Seit Samstagmorgen hängen in der ganzen Stadt Wahlplakate für die Landtagswahl – wie hier in der Kurfürsten-Anlage. Foto: Rothe
Von Denis Schnur
Heidelberg. Es ist ein erwartbares Schauspiel, das sich ziemlich genau vier Wochen vor jeder Wahl in Heidelberg beobachten lässt: Die Parteien dürfen stets in der Nacht auf einen Freitag ab 0 Uhr plakatieren. Das heißt, dass um Mitternacht immer der Kampf um die besten Plätze beginnt – nach dem Motto: Wer zuerst kommt, mahlt zuerst. Und weil der politische Wettbewerb nicht immer regelkonform abläuft, gibt es bei jeder Wahl Parteien, die ihre Werbung zu früh aufhängen – und Parteien, die sich darüber beklagen.

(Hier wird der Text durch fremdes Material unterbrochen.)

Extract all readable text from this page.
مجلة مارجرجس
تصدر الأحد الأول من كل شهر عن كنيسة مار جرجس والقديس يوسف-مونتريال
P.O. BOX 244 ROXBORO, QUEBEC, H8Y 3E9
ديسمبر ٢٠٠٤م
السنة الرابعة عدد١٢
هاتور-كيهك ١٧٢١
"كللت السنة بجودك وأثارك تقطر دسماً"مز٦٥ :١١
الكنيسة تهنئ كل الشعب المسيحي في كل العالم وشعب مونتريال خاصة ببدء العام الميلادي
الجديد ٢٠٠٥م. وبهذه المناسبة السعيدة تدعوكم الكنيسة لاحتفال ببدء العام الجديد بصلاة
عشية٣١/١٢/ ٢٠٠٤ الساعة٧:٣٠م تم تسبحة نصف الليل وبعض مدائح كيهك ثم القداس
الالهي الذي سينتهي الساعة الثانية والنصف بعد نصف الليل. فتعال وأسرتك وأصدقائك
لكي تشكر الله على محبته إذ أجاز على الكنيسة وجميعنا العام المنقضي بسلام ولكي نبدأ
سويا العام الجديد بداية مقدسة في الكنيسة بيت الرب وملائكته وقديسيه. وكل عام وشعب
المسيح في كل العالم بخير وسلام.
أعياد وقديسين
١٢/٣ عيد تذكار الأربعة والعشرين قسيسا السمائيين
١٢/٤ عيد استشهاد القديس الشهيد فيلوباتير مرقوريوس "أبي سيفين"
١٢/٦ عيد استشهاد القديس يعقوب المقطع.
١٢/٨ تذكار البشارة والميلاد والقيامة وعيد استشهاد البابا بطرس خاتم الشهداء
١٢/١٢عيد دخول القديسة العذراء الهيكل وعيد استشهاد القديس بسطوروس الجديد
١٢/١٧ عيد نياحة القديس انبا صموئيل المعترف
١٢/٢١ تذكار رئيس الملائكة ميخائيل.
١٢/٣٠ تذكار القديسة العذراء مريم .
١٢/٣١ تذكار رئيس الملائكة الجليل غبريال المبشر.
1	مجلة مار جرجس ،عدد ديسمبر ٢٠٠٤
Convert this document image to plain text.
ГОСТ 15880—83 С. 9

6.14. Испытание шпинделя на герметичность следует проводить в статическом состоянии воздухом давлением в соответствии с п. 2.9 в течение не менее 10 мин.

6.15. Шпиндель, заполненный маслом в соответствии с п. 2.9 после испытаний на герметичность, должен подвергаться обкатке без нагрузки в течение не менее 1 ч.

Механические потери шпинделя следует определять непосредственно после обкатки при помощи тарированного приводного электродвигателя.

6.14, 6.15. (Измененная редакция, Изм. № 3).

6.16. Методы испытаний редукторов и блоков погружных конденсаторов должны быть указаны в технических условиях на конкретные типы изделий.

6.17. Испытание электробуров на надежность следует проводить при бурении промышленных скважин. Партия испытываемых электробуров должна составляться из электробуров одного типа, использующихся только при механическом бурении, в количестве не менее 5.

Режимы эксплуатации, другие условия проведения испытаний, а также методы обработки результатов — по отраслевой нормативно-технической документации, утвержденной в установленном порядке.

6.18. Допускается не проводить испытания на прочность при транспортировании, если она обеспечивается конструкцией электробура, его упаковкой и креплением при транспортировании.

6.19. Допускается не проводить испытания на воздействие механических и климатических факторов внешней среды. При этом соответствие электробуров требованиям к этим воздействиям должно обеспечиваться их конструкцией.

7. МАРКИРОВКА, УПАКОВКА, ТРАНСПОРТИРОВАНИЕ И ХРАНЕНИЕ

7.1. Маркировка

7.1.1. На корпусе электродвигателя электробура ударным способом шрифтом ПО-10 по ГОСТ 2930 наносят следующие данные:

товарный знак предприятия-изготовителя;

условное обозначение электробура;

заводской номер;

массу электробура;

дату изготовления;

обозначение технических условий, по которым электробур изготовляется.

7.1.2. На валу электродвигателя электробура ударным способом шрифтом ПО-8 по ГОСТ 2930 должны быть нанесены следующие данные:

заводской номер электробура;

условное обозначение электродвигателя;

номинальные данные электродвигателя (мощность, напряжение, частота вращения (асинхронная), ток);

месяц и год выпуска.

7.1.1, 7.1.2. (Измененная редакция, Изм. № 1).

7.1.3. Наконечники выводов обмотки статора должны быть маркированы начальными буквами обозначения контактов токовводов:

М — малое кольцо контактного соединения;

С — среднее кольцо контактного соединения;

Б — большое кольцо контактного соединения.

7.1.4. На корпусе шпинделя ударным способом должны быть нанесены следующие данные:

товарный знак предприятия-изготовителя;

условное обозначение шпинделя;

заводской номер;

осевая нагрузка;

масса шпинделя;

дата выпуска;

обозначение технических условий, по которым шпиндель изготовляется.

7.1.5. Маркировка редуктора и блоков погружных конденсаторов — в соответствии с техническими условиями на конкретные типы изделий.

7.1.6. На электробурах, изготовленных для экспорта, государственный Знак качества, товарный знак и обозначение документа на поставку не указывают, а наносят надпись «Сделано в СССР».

Auch wenn im Corona-Jahr vieles anders läuft – der Wahlplakat-Ärger ist pünktlich wie immer. Seit der Nacht auf Samstag darf plakatiert werden und schon am Samstag kamen bei der RNZ erste Beschwerden an. Neben dem Klassiker – "Partei XYZ hat zu früh plakatiert" – gibt es diesmal aber einen neuen Dreh: Im Mittelpunkt stehen die Neuenheimer Grünen. Sie wollten in der Nacht zum Samstag ihre sogenannten "Dreieckständer" aufstellen und trafen sich dafür schon am Freitagabend am Neuenheimer Marktplatz. Da man die Plakatständer jedoch zunächst mit Kabelbinder zusammenbinden muss und das mit Handschuhen schwierig ist, nutzten sie eine Art Synergieeffekt. Denn ihr Stadtrat Nicolá Lutzmann ist auch im Stadtteilverein aktiv und dort für die Vermietung des Bürgerzentrums zuständig. "Es war die kälteste Nacht des Jahres. Da hab’ ich gesagt: Lasst uns schnell reingehen."
Gesagt, getan. Im Gang des Zentrums verbanden die Grünen ihre Plakate. "Wir waren da zehn bis 15 Minuten", so Lutzmann. Blöd nur, dass just in diesem Moment die Junge Union vorbeikam, "weil sie schon vor Mitternacht plakatiert hat", ist Lutzmann sicher. Das Bürgerzentrum steht Parteien zwar grundsätzlich offen – aber nicht ohne Mietvertrag. "Die Grünen haben rechtswidrig das städtische Bürgeramt Neuenheim als Wahlkampfzentrale benutzt, nur weil deren Stadtrat zufällig einen Schlüssel hat", schrieb deshalb ein junger CDU-Anhänger bei Twitter. "Unfassbar."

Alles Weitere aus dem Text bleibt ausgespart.